London Panopticon

londonpanopticon

The London Panopticon utilises the traffic camera feed from the TfL API, which recently added 10-second-long video clips from the traffic cameras on TfL “red route” roads, to show the current state of traffic near you. It loads the latest videos from the nearest camera in each compass direction to you. The images are nearly-live – generally they are up-to-date to within 15 minutes. If the camera is “in use” (e.g. being operated by an official to reprogram the traffic lights, see an incident etc) then it will blank out.
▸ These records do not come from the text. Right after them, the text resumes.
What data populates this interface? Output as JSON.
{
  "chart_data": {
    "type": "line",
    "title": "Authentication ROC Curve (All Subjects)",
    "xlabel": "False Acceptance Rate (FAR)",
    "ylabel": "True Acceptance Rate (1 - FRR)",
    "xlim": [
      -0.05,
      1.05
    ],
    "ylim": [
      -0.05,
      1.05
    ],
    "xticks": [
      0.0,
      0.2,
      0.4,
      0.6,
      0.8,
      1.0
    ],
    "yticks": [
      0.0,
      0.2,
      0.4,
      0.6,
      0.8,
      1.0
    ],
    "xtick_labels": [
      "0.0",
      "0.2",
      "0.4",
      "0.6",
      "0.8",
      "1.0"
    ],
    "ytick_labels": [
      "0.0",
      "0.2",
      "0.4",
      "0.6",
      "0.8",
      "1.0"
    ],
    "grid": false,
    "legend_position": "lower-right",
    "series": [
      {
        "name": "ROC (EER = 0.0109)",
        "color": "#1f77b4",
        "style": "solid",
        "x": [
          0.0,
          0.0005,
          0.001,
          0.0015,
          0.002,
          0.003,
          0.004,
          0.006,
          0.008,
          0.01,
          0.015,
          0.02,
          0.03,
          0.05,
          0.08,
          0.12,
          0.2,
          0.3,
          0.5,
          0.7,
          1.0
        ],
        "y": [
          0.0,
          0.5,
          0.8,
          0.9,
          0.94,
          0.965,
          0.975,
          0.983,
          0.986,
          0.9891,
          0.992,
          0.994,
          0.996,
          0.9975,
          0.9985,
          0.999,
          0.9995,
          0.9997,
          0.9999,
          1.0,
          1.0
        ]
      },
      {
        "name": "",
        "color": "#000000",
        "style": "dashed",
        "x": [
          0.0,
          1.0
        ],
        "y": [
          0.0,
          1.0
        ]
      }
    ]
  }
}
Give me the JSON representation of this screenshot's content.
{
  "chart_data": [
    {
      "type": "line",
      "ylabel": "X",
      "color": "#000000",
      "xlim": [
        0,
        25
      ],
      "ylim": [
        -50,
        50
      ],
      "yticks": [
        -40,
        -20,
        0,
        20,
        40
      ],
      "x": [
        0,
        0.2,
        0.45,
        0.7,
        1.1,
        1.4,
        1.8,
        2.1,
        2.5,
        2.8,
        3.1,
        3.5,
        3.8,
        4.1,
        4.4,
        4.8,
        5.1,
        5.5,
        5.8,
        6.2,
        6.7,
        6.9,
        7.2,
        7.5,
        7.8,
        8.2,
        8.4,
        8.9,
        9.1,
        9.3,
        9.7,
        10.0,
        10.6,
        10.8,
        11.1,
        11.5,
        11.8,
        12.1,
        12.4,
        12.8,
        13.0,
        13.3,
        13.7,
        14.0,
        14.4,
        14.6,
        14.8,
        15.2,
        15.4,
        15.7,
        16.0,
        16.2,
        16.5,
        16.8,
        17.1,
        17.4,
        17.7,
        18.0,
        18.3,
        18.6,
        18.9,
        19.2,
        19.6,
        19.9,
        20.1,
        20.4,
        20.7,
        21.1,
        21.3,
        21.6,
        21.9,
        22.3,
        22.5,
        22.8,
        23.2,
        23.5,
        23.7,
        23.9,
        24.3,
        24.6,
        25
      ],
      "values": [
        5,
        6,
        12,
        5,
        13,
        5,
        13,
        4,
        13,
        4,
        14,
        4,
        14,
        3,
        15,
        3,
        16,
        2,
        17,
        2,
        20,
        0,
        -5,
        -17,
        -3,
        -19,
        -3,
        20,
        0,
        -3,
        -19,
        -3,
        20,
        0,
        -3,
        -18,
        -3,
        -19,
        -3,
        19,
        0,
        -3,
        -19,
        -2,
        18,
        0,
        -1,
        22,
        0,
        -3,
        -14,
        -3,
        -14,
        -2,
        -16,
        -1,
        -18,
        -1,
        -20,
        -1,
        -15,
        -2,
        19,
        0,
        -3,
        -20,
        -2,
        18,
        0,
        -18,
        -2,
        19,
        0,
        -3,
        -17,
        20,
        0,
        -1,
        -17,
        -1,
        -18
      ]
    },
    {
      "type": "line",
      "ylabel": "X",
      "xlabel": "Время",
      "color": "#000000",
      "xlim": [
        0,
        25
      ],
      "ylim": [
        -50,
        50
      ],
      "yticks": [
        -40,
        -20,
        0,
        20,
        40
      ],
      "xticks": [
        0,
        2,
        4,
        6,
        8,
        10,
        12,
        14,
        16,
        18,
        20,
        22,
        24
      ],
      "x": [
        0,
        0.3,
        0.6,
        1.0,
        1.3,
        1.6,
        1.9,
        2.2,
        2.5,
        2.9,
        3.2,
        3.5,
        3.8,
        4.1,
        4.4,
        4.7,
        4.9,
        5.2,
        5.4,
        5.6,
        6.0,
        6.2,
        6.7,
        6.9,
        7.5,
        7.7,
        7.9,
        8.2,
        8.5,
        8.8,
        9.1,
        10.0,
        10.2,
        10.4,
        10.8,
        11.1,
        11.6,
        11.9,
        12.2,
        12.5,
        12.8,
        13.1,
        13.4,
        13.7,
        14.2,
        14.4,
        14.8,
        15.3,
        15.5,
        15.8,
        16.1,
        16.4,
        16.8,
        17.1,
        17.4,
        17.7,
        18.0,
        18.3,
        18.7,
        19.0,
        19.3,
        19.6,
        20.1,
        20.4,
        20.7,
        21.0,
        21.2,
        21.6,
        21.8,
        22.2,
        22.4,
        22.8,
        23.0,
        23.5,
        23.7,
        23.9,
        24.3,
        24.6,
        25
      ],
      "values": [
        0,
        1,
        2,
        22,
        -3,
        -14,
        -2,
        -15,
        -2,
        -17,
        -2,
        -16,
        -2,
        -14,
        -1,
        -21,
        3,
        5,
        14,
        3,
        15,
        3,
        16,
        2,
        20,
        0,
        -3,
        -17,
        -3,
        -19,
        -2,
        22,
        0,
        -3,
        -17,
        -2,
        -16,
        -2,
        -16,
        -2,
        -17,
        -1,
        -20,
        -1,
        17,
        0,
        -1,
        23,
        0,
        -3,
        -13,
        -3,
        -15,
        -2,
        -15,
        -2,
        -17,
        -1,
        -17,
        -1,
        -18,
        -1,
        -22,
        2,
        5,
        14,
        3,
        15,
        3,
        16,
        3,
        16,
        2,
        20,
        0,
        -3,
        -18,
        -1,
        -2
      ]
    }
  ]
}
The Panopticon continuously loops the video clips, and updates with the latest feed from the cameras every two minutes, the same frequency as the underlying source. If you are not in London or not sharing your location, it will default to Trafalgar Square. I’ve added a special “Blackfriars” one which is where the under-construction Cycle Superhighway North/South and East/West routes converge – during rush hour you can already see bursts of cyclists using the new lanes.

Try it at vis.oobrien.com/panopticon and note that it only works on desktop web browsers (I’ve tested it on Chrome, Firefox and Safari). It does not work on Chrome on Android. It probably uses a lot of bandwidth, so this is perhaps just as well.

I’ve named it after the Panopticon, a concept postulated by Jeremy Bentham, co-founder of University College London, where I work, for easy management of prisons. The Panopticon encourages good behavior, because you can’t see the watcher, so you never know if you are being watched. Kind of like the traffic cameras.